衆院選、自公が「絶対安定多数」 改憲勢力は3分の2超 立憲民主が野党第一党 (1/3ページ)

座る場所を間違え笑みを浮かべる安倍晋三首相(自民党総裁)=22日午後、東京・永田町の自民党本部(沢野貴信撮影)
座る場所を間違え笑みを浮かべる安倍晋三首相(自民党総裁)=22日午後、東京・永田町の自民党本部(沢野貴信撮影)【拡大】

  • 22日、パリのホテルで記者会見する希望の党代表、小池百合子・東京都知事(三井美奈撮影)
  • 開票センターで当確者の名前に花を付ける立憲民主党の枝野代表(右)と長妻代表代行=22日午後9時56分、東京都内のホテル

 第48回衆院選の投票は22日午後8時に締め切られ、開票の結果、これまでに自公の連立与党は定数465の過半数(233議席)を制し、絶対安定多数の261議席も確実とした。改憲勢力は憲法改正の国会発議が可能となる3分の2(310議席)を超えた。安倍晋三首相(自民党総裁)の5年近くにわたる政権運営が信任され、来年秋の総裁3選に向け、道が開けた。小池百合子代表(東京都知事)の希望の党は公示前勢力を下回り、躍進確実の立憲民主党が野党第一党になる見通しだ。

 絶対安定多数では、全常任委員会の委員長ポストを独占でき、なおかつ委員の過半数を確保できる。強固な政権基盤をこれからも維持することになる。

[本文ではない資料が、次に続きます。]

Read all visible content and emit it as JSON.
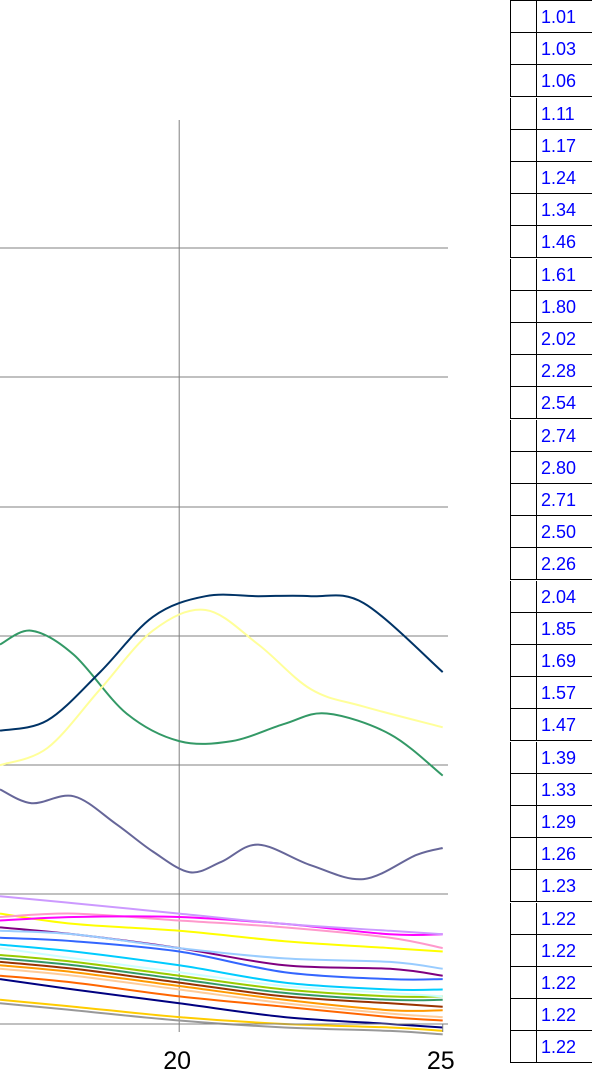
{
  "chart_data": {
    "type": "line",
    "x_ticks": [
      "20",
      "25"
    ],
    "xlim": [
      16.6,
      25.1
    ],
    "ylim": [
      0.98,
      3.6
    ],
    "grid": true,
    "colors": {
      "gridline": "#808080",
      "table_text": "#0000ff"
    },
    "series": [
      {
        "color": "#003366",
        "x": [
          16.6,
          17.5,
          18.5,
          19.5,
          20.5,
          21.5,
          22.5,
          23.5,
          25
        ],
        "y": [
          1.83,
          1.86,
          2.0,
          2.16,
          2.22,
          2.22,
          2.22,
          2.2,
          2.0
        ]
      },
      {
        "color": "#ffff99",
        "x": [
          16.6,
          17.5,
          18.5,
          19.5,
          20.5,
          21.5,
          22.5,
          23.5,
          25
        ],
        "y": [
          1.73,
          1.78,
          1.95,
          2.12,
          2.18,
          2.08,
          1.95,
          1.9,
          1.84
        ]
      },
      {
        "color": "#339966",
        "x": [
          16.6,
          17.2,
          18.0,
          19.0,
          20.0,
          21.0,
          22.0,
          22.8,
          24.0,
          25
        ],
        "y": [
          2.08,
          2.12,
          2.05,
          1.88,
          1.8,
          1.8,
          1.85,
          1.88,
          1.82,
          1.7
        ]
      },
      {
        "color": "#666699",
        "x": [
          16.6,
          17.2,
          18.0,
          18.8,
          19.5,
          20.2,
          20.8,
          21.5,
          22.5,
          23.5,
          24.5,
          25
        ],
        "y": [
          1.66,
          1.62,
          1.64,
          1.56,
          1.48,
          1.42,
          1.45,
          1.5,
          1.44,
          1.4,
          1.47,
          1.49
        ]
      },
      {
        "color": "#cc99ff",
        "x": [
          16.6,
          18,
          20,
          22,
          24,
          25
        ],
        "y": [
          1.35,
          1.33,
          1.3,
          1.27,
          1.25,
          1.24
        ]
      },
      {
        "color": "#ff00ff",
        "x": [
          16.6,
          18,
          20,
          22,
          24,
          25
        ],
        "y": [
          1.28,
          1.29,
          1.29,
          1.27,
          1.24,
          1.24
        ]
      },
      {
        "color": "#ff99cc",
        "x": [
          16.6,
          18,
          20,
          22,
          24,
          25
        ],
        "y": [
          1.29,
          1.3,
          1.28,
          1.26,
          1.23,
          1.2
        ]
      },
      {
        "color": "#ffff00",
        "x": [
          16.6,
          18,
          20,
          22,
          24,
          25
        ],
        "y": [
          1.3,
          1.27,
          1.25,
          1.22,
          1.2,
          1.19
        ]
      },
      {
        "color": "#99ccff",
        "x": [
          16.6,
          18,
          20,
          22,
          24,
          25
        ],
        "y": [
          1.25,
          1.24,
          1.2,
          1.17,
          1.16,
          1.14
        ]
      },
      {
        "color": "#800080",
        "x": [
          16.6,
          18,
          20,
          22,
          24,
          25
        ],
        "y": [
          1.26,
          1.24,
          1.2,
          1.15,
          1.14,
          1.12
        ]
      },
      {
        "color": "#3366ff",
        "x": [
          16.6,
          18,
          20,
          22,
          24,
          25
        ],
        "y": [
          1.23,
          1.22,
          1.19,
          1.13,
          1.11,
          1.11
        ]
      },
      {
        "color": "#00ccff",
        "x": [
          16.6,
          18,
          20,
          22,
          24,
          25
        ],
        "y": [
          1.21,
          1.19,
          1.15,
          1.1,
          1.08,
          1.08
        ]
      },
      {
        "color": "#ccffff",
        "x": [
          16.6,
          18,
          20,
          22,
          24,
          25
        ],
        "y": [
          1.2,
          1.17,
          1.13,
          1.09,
          1.07,
          1.06
        ]
      },
      {
        "color": "#99cc00",
        "x": [
          16.6,
          18,
          20,
          22,
          24,
          25
        ],
        "y": [
          1.18,
          1.16,
          1.12,
          1.08,
          1.06,
          1.06
        ]
      },
      {
        "color": "#339966",
        "x": [
          16.6,
          18,
          20,
          22,
          24,
          25
        ],
        "y": [
          1.17,
          1.15,
          1.11,
          1.07,
          1.05,
          1.05
        ]
      },
      {
        "color": "#993300",
        "x": [
          16.6,
          18,
          20,
          22,
          24,
          25
        ],
        "y": [
          1.16,
          1.14,
          1.1,
          1.06,
          1.04,
          1.03
        ]
      },
      {
        "color": "#ff9900",
        "x": [
          16.6,
          18,
          20,
          22,
          24,
          25
        ],
        "y": [
          1.15,
          1.13,
          1.09,
          1.05,
          1.02,
          1.02
        ]
      },
      {
        "color": "#ffcc99",
        "x": [
          16.6,
          18,
          20,
          22,
          24,
          25
        ],
        "y": [
          1.14,
          1.12,
          1.08,
          1.04,
          1.01,
          1.0
        ]
      },
      {
        "color": "#ff6600",
        "x": [
          16.6,
          18,
          20,
          22,
          24,
          25
        ],
        "y": [
          1.12,
          1.1,
          1.06,
          1.03,
          1.0,
          0.99
        ]
      },
      {
        "color": "#000080",
        "x": [
          16.6,
          18,
          20,
          22,
          24,
          25
        ],
        "y": [
          1.11,
          1.08,
          1.04,
          1.0,
          0.98,
          0.97
        ]
      },
      {
        "color": "#ffcc00",
        "x": [
          16.6,
          18,
          20,
          22,
          24,
          25
        ],
        "y": [
          1.05,
          1.03,
          1.0,
          0.98,
          0.97,
          0.96
        ]
      },
      {
        "color": "#999999",
        "x": [
          16.6,
          18,
          20,
          22,
          24,
          25
        ],
        "y": [
          1.04,
          1.02,
          0.99,
          0.97,
          0.96,
          0.95
        ]
      }
    ]
  },
  "table": {
    "values": [
      "1.01",
      "1.03",
      "1.06",
      "1.11",
      "1.17",
      "1.24",
      "1.34",
      "1.46",
      "1.61",
      "1.80",
      "2.02",
      "2.28",
      "2.54",
      "2.74",
      "2.80",
      "2.71",
      "2.50",
      "2.26",
      "2.04",
      "1.85",
      "1.69",
      "1.57",
      "1.47",
      "1.39",
      "1.33",
      "1.29",
      "1.26",
      "1.23",
      "1.22",
      "1.22",
      "1.22",
      "1.22",
      "1.22"
    ]
  }
}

 自民、公明両党は、首相が設定していた勝敗ラインをクリアした。自民党は単独でも過半数を確保した。首相は22日、民放番組で「厳しい視線があると認識しながら、勝利に対して謙虚に向き合う」と述べた。

 二階俊博幹事長は民放番組で次期総裁選で首相を支持する考えを示した。公明党は前回衆院選の35議席以上の目標には届かない。自民、公明両党の大勝で北朝鮮対応や幼児教育無償化など重要政策が前進する。

 首相は22日夜の民放番組で、自身が掲げた2020年に新憲法施行について「一つの目標として掲げたわけだが、スケジュールありきではなく、まずはしっかりと議論を深めていきたいし、より多くの方々にご賛同いただきたい。そのことを優先すべきであると考えている」と述べた。